Bezrobocie jeszcze dwucyfrowe

Udostępnij Ikona facebook Ikona LinkedIn Ikona twitter

Stopa bezrobocia w sierpniu br. spadła do 10 proc. z 10,1 proc. w lipcu – podał Główny Urząd Statystyczny.

Stopa bezrobocia wyniosła w sierpniu 10 proc. To zaledwie o 0,1 pkt. proc. mniej niż w lipcu. Liczba bezrobotnych zarejestrowanych w urzędach wyniosła 1,586 mln osób, czyli o 36 tys. mniej niż przed miesiącem. Jest to nieco lepszy wynik niż podane na początku września szacunki resortu pracy. W ubiegłym roku mieliśmy do czynienia z podobnym spadkiem bezrobocia w tym okresie. Jednak w 2014 roku spadek bezrobocia jeszcze przyspieszył we wrześniu i październiku.
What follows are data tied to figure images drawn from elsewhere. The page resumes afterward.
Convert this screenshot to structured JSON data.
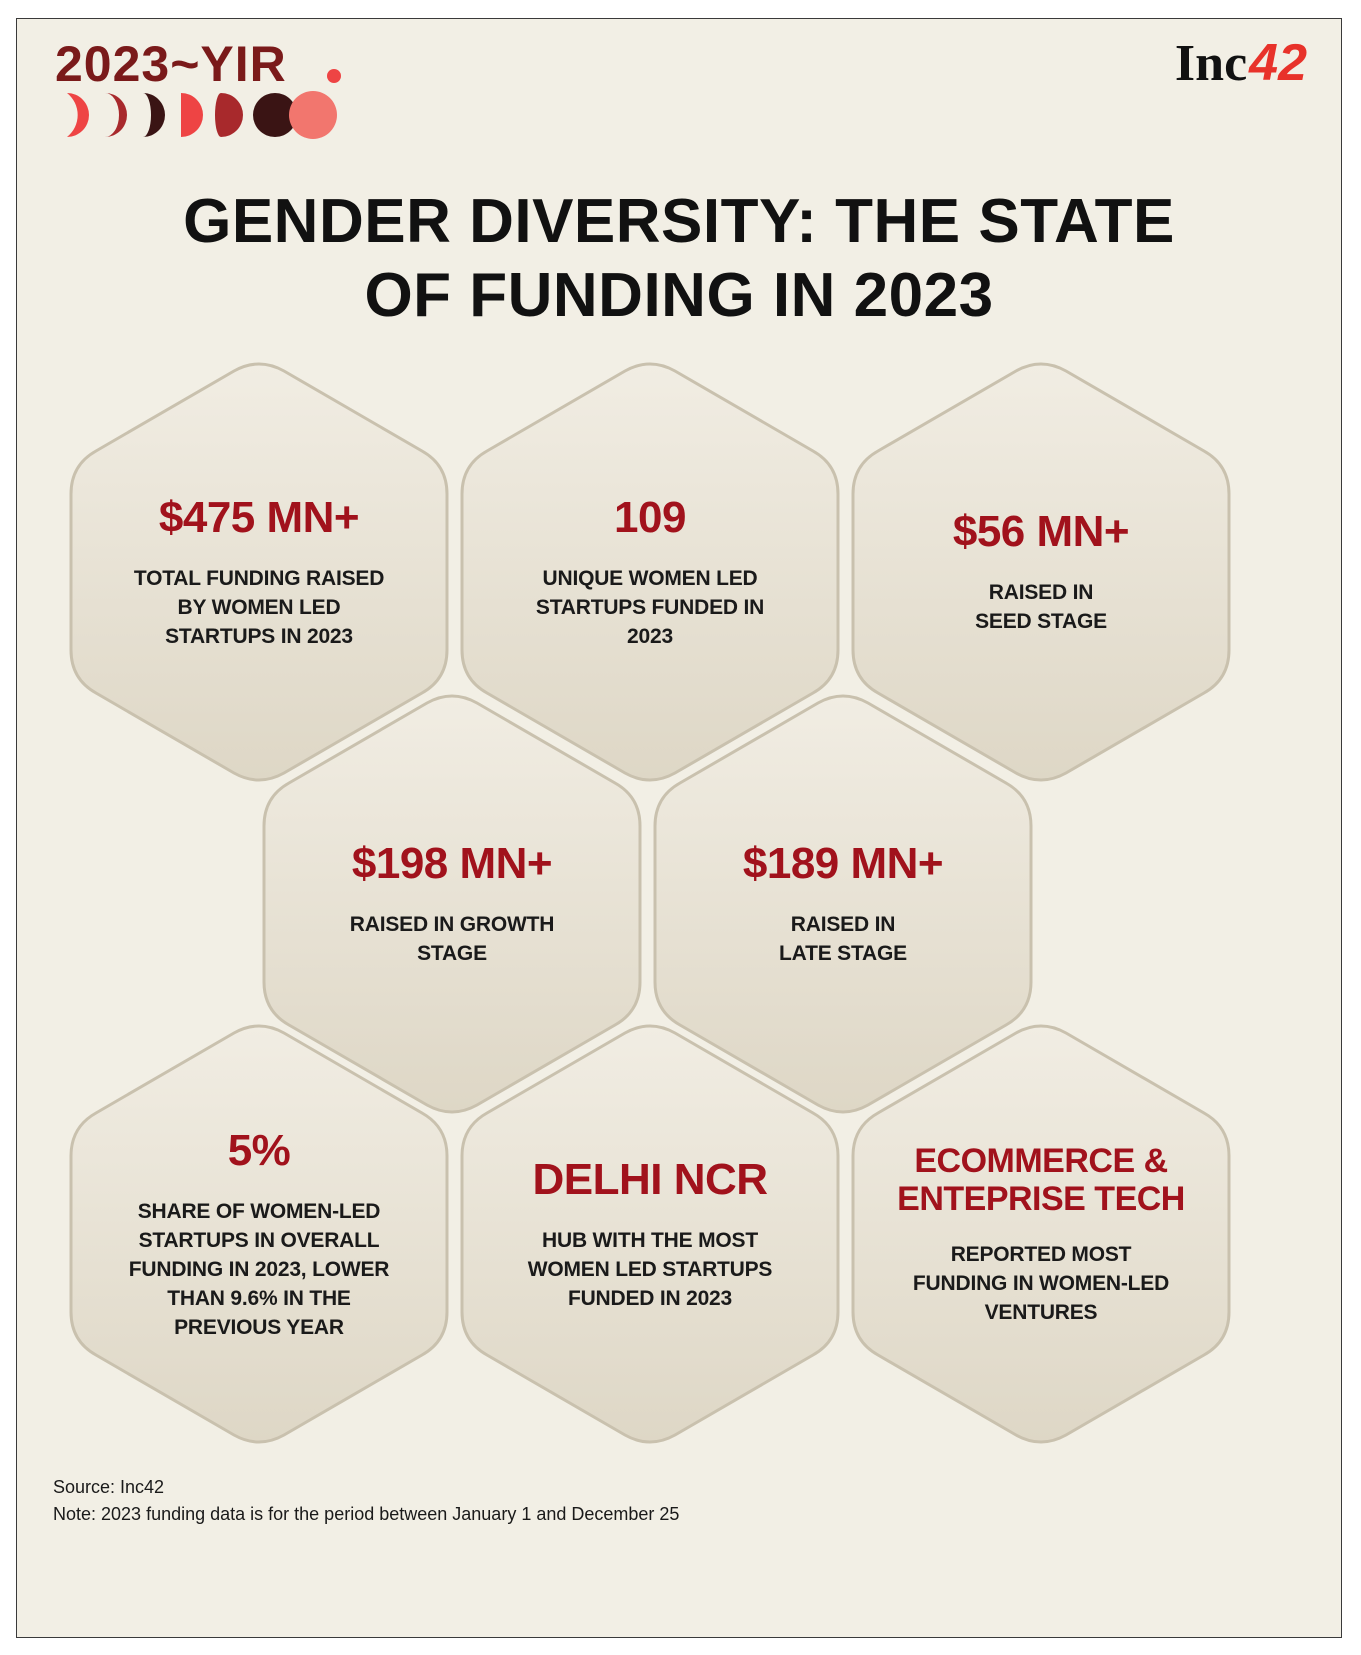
{
  "header": {
    "badge": "2023~YIR",
    "logo_text": "Inc",
    "logo_num": "42"
  },
  "title": {
    "line1": "GENDER DIVERSITY: THE STATE",
    "line2": "OF FUNDING IN 2023"
  },
  "stats": [
    {
      "value": "$475 MN+",
      "label": "TOTAL FUNDING RAISED\nBY WOMEN LED\nSTARTUPS IN 2023"
    },
    {
      "value": "109",
      "label": "UNIQUE WOMEN LED\nSTARTUPS FUNDED IN\n2023"
    },
    {
      "value": "$56 MN+",
      "label": "RAISED IN\nSEED STAGE"
    },
    {
      "value": "$198 MN+",
      "label": "RAISED IN GROWTH\nSTAGE"
    },
    {
      "value": "$189 MN+",
      "label": "RAISED IN\nLATE STAGE"
    },
    {
      "value": "5%",
      "label": "SHARE OF WOMEN-LED\nSTARTUPS IN OVERALL\nFUNDING IN 2023, LOWER\nTHAN 9.6% IN THE\nPREVIOUS YEAR"
    },
    {
      "value": "DELHI NCR",
      "label": "HUB WITH THE MOST\nWOMEN LED STARTUPS\nFUNDED IN 2023"
    },
    {
      "value": "ECOMMERCE &\nENTEPRISE TECH",
      "label": "REPORTED MOST\nFUNDING IN WOMEN-LED\nVENTURES"
    }
  ],
  "footer": {
    "source": "Source: Inc42",
    "note": "Note: 2023 funding data is for the period between January 1 and December 25"
  },
  "colors": {
    "background": "#f2efe5",
    "accent": "#a1121c",
    "hex_fill_top": "#f1ede3",
    "hex_fill_bottom": "#ded7c6",
    "hex_stroke": "#c9c1ae"
  }
}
W tym roku powtórzenie tego trendu może być trudne.  W sierpniu odnotowano wysoki poziom zgłaszanych do urzędów pracy ofert pracy i aktywizacji zawodowej. Było ich 119 tys., o 25 tys. więcej niż przed rokiem, ale tylko niecały tysiąc więcej niż w lipcu br. Wskazuje to na utrzymujący się dość wysoki  poziom zapotrzebowania na pracowników, jednak wraz z ubytkiem bezrobotnych z rejestru, coraz trudniej jest znaleźć chętnych na te oferty. Świadczyć może o tym gwałtowny wzrost odmów podjęcia pracy przez osoby bezrobotne. 

Wśród zarejestrowanych w urzędach pozostali głównie ci, którzy nie są z różnych powodów zainteresowani podjęciem pracy, a jedynie utrzymaniem uprawnień do ubezpieczenia zdrowotnego oraz tacy, którzy są bardzo oddaleni od rynku pracy, czyli mówiąc inaczej trudno im znaleźć pracę. Dlatego nadchodzące miesiące będą prawdziwym testem dla nowych instrumentów rynku pracy wprowadzonych w 2014 r. Zmniejszenie bezrobocia będzie bowiem wymagało skutecznej i trwałej aktywizacji zawodowej tych osób, które od dawna nie pracowały, mają niskie kompetencje, a często także niską motywację do pracy. Z tych powodów obniżenie stopy bezrobocia poniżej 10 proc., od kliku miesięcy zapowiadane przez ministra Władysława Kosiniak-Kamysza, może być trudne do zrealizowania. Nie będzie też temu pomagać pojawienie się kliku czynników powodujących niepewność wśród pracodawców. Wyniki jesiennych wyborów parlamentarnych mogą mieć istotny wpływ na poziom optymizmu przedsiębiorców i ich skłonność do zwiększenia zatrudnienia. Dlatego wiele decyzji o tworzeniu nowych miejsc pracy jest obecnie w zawieszeniu. Dodatkowym czynnikiem wstrzymywania tych decyzji są także zmiany w regulacjach dotyczących rynku pracy wchodzące w życie od 1 stycznia 2016. Pogorszenie warunków zawierania umów o pracę na czas określony, rozszerzenie oskładkowania umów zleceń i podniesienie płacy minimalnej aż o 100 zł, do 1850 zł miesięcznie, to czynniki, które spowodują skokowy wzrost kosztów pracy.

W związku z tym zwiększanie zatrudnienia pod koniec roku może być traktowane przez przedsiębiorców jako decyzja wysokiego ryzyka.